You can’t sit with us: does Booksmart spell the end of high school stereotypes?

Olivia Wilde’s new film provides a hierarchy without the misfits, jocks and nerds that once occupied teen stories
  
  

Booksmart
Teenage cliques... Booksmart. Photograph: Landmark Media/Alamy

Teen movies love to classify people into cliques and categories but Olivia Wilde’s new comedy Booksmart blows that all apart. It is a teen movie for the ages, mixing elements of Superbad, Dazed and Confused, perhaps a touch of Lady Bird, but, in its own unpretentious way, Booksmart is also a tale about the dangers of labelling people in the first place. It makes the teen movies of yesteryear look old-fashioned, because they are.

The film’s heroes, Molly and Amy (played by Beanie Feldstein and Kaitlyn Dever), are the dorky, studious types, who forsook partying for the library all through high school and earned Ivy League college places as a result. But their world falls apart when they discover that everyone else is going to good colleges, too. All the people they defined themselves against – the skater dudes, the mean girls, the rich kids, the drama gays, the girl with a reputation for giving out handjobs – they all studied and partied. Molly and Amy could be considered the classic “geek girls”. Critic Emily Yoshida puts them in what she sees as a new archetype of late-2010s teendom: the “socially conscious busybody”, in the tradition of Reese Witherspoon in Election, Saoirse Ronan’s Lady Bird and Sabrina the Teenage Witch. But maybe today’s fluid teens aren’t so easy to pin down.
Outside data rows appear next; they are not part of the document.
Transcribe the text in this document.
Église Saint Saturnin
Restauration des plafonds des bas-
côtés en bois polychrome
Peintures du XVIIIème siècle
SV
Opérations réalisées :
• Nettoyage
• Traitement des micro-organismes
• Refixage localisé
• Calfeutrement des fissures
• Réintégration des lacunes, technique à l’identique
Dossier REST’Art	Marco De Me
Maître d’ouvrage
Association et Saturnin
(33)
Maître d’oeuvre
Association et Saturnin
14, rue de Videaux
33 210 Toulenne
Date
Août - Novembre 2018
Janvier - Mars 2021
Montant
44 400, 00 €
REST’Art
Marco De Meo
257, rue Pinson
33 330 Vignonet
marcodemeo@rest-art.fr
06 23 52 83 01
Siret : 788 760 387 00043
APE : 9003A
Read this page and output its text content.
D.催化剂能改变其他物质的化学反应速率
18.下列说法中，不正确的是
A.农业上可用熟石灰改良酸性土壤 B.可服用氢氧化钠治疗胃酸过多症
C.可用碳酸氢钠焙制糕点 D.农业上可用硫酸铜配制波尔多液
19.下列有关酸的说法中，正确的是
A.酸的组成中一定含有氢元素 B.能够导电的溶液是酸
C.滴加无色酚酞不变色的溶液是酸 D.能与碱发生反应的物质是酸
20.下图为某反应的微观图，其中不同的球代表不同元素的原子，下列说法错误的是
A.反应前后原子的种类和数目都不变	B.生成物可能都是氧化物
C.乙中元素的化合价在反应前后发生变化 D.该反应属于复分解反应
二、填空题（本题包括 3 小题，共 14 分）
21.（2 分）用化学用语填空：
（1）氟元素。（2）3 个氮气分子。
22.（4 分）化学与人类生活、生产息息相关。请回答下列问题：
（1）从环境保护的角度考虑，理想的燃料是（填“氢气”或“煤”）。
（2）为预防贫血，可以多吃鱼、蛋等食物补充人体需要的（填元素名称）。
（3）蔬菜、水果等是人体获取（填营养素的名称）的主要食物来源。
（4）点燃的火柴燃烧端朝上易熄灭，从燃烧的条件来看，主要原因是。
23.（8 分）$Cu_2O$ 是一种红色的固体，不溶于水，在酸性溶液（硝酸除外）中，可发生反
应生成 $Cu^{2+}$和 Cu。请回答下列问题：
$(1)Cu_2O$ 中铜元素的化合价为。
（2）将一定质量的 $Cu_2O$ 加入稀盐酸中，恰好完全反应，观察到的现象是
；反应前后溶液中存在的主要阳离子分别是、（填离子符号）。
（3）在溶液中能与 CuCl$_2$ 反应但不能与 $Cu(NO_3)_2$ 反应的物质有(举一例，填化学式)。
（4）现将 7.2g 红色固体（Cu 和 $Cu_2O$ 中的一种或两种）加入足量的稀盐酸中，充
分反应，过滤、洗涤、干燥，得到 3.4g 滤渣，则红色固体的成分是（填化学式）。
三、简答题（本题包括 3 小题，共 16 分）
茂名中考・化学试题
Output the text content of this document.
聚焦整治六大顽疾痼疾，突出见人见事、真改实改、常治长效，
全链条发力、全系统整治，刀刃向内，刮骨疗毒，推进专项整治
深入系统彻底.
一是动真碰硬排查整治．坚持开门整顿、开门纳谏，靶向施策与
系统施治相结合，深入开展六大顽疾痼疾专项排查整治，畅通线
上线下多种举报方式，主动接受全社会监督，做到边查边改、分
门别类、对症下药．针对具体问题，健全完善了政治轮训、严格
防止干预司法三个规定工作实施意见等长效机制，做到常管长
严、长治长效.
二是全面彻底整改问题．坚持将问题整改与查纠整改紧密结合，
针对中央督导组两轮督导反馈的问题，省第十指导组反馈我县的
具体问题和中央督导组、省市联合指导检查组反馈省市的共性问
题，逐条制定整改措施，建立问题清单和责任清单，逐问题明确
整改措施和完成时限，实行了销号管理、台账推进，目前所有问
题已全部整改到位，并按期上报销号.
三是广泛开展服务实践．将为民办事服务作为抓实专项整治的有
It is a far cry from The Breakfast Club, which gave us the full periodic table of archetypes: rebel, jock, square, prom queen, misfit. Or Heathers, with its, er, Heathers. Or Mean Girls’ classification system, as laid out in the cafeteria map Lindsay Lohan is handed, which included such categories as “varsity jocks”, “cheerleaders”, “unfriendly black hotties”, “cool Asians”, “Asian nerds”, “asexual band geeks”, “sexually active band geeks”, and, of course, “Plastics”.

As Olivia Wilde put it, talking about Booksmart: “The younger generation are operating in such a different way … they are demanding to be set free from a binary way of thinking in terms of sexuality, gender and politics.” The same could be true of their social groupings. Molly and Amy come to realise they’ve been labelling their peers because they imagine everybody’s labelling them. Hailee Steinfeld had a similar revelation in The Edge of Seventeen (prompted by her outsider best friend hooking up with her cool brother). Emma Stone’s Easy A had a similar message about how easy it is to acquire a label, and how hard it is to get rid of.

What is so lovable about Booksmart is how we come to see its array of characters as people rather than types. It celebrates that glorious moment when you get to the end of school and realise that the people you always thought of as dicks, jocks, geeks, or whatever, are actually all right. And that maybe you were a bit of a dick yourself.